Hardy makes a lot of her work on herself, echoing the aesthetic of conceptual self-portrait photographer Cindy Sherman or ethereal, experimental photographer Francesca Woodman. She is technically proficient in photography, darkroom work, lighting, and videography. Early in her career, she freelanced around New York City as a photo stylist, music video assistant, wardrobe wrangler, and stylist for fashion photo shoots. “As much as I learned, and as much as I enjoyed that, I’m glad to say I’ve been able to make art full time for myself for about two years now,” Hardy said. “I’m lucky.”
Doroshenko said the Dallas Contemporary space is ideal for Hardy’s work, both static and theatrical. She’ll produce and perform a new runway show, slated for Oct. 4 as a fund-raiser for the art center. More traditional gallery space will feature her photographs and sculpture through Dec. 30.
Hardy is calling her show September Issues, presumably with a nod to Vogue’s recent documentary titled The September Issue. “Fashion makes people nervous,” Vogue editor Anna Wintour observes in the film, as if she knew what K8 Hardy and Peter Doroshenko have planned for Dallas.
“September Issues” will highlight the full range of Hardy’s talents, which are difficult to classify within any single art genre. “Performance art is a label. Sculpture is a label,” Doroshenko said. “Some of those things don’t make sense in the 21st century.”

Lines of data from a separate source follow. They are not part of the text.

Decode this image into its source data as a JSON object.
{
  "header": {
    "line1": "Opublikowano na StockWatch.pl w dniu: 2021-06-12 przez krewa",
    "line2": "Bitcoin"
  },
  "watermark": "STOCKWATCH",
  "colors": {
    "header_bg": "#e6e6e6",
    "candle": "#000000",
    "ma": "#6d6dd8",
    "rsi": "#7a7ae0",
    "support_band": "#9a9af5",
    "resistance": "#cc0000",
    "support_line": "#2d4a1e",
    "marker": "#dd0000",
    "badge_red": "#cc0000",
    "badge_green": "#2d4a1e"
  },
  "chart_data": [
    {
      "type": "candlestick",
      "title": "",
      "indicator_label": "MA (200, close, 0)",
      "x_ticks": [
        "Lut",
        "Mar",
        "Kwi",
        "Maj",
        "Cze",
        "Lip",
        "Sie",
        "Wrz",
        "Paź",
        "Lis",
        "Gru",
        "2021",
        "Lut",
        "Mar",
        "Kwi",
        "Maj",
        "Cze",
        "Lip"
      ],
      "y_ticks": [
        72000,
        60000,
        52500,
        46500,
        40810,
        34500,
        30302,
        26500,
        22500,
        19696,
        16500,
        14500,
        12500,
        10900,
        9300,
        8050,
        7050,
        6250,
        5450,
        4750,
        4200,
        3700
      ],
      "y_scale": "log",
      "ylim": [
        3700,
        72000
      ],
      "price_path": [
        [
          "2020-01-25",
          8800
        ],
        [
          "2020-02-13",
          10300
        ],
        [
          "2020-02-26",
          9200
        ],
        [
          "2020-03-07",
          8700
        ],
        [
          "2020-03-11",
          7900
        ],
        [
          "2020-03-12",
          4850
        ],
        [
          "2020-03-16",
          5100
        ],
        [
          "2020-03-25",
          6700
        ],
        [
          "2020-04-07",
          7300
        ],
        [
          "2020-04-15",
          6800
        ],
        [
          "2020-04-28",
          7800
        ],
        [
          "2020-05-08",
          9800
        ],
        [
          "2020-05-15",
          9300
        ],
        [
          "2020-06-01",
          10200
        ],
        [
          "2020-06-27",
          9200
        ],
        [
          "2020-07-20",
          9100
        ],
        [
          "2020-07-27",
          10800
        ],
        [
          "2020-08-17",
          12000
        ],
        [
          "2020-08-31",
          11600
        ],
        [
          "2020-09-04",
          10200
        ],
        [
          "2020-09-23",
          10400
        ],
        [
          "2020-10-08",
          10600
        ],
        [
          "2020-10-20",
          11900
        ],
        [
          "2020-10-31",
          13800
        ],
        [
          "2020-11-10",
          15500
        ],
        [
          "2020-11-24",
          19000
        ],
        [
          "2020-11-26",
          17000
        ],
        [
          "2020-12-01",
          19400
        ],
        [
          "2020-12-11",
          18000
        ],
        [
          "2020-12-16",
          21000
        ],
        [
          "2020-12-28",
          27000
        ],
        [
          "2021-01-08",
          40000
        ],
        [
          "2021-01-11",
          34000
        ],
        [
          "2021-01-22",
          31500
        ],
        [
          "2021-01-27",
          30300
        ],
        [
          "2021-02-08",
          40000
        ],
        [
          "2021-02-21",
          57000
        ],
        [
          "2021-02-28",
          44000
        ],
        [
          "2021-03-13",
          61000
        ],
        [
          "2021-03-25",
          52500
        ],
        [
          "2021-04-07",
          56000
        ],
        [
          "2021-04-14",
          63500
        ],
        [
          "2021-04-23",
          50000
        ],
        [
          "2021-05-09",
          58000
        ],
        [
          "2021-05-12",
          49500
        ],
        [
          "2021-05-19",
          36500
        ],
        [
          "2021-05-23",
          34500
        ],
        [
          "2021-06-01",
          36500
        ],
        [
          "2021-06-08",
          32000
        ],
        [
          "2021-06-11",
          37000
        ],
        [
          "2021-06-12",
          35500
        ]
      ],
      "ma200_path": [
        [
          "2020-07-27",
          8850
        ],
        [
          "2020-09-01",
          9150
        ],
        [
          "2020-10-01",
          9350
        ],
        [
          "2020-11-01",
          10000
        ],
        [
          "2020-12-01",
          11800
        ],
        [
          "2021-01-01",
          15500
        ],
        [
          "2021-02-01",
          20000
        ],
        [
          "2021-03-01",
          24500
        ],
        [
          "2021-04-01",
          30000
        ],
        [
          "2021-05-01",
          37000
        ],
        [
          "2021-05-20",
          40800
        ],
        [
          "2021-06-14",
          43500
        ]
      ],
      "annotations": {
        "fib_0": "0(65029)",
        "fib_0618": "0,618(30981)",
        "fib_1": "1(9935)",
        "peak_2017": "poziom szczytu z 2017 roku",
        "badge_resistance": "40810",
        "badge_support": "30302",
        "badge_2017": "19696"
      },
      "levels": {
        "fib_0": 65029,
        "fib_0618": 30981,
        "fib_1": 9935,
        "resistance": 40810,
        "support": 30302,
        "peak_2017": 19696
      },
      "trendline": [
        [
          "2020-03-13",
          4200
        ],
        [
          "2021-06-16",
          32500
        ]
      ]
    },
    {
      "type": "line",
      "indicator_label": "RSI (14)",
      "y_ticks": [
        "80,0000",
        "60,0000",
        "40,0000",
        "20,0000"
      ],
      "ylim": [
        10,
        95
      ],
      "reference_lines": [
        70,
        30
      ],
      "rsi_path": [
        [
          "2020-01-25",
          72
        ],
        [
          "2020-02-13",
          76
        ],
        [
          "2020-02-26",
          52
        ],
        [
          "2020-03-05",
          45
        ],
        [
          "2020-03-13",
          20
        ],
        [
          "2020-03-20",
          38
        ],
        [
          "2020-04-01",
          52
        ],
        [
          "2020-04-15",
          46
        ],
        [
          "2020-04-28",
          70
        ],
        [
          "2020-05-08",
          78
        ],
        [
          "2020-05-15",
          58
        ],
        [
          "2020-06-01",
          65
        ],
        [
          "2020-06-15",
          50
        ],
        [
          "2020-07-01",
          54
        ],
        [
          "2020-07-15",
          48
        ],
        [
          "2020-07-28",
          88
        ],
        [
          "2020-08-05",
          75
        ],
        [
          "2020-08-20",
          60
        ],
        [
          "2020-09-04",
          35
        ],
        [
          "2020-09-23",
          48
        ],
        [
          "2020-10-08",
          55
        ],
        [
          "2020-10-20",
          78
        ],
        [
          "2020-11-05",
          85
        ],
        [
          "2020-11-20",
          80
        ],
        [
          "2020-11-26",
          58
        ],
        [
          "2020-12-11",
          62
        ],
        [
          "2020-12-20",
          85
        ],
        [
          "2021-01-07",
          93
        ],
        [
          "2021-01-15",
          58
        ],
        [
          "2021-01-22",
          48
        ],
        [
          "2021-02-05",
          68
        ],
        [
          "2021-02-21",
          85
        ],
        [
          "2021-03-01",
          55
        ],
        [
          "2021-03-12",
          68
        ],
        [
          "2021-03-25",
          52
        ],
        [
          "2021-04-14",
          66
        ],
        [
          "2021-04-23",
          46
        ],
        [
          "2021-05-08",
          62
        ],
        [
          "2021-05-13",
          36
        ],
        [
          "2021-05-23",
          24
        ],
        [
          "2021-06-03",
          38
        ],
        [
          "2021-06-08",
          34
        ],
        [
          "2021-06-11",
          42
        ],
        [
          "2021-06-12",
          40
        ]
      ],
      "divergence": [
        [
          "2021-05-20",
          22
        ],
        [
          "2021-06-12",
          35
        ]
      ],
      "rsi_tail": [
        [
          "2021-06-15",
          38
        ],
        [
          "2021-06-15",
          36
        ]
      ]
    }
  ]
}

He appreciates the way conceptual art can put issues and ideas into fascinating contexts, and he talks passionately about how Hardy’s art works in that sense.
“It’s not only that K8’s work is in your face, or that her images seem very black and white in terms of what the viewer is literally looking at,” he said. “She creates surprise. Change is happening right in front of her audience.”
Doroshenko said he understands where she’s coming from and thinks exhibition visitors will too. “Her work defies the standard labels. Models in her runway shows are living sculpture. Her work is informed by fashion, yet she presents a female critique on what’s right and what’s wrong in that world and in today’s world.”
In one photo for the Dallas Contemporary show, “Positions Series 19, Chapter 1,” Hardy strikes a Vogue-ish pose, dressed in a mini-skirt and strapless white bra printed with little hearts. Her knees are tightly squeezed together and her ankles crossed. She’s posed as motionless and pale as a cadaver, in a slipper chair covered in floral-print chintz. The wallpaper behind her matches the print. She’s sporting a spiky black wig, huge dark sunglasses, and nearly black lipstick. The composition features a superimposed white silhouette of the artist.
“That piece challenges the viewer to think about any advertising or fashion image styled like this,” Hardy said. “When people look at photos of other people, so much goes into it. I’m trying to shift your perspective so that you become aware of that. I want the audience to question what they are seeing.”
He doesn’t want to give the story away, Doroshenko said, “but our show is very much in the line of what K8’s been doing — very smart, very engaging, very topical.” He calls it another chapter in Hardy’s art-making process and completely specific to Texas. “Everybody will be drawn into it. It’s much more amazing than I ever thought.”
Part of his amazement comes from knowing that Hardy grew up in Fort Worth.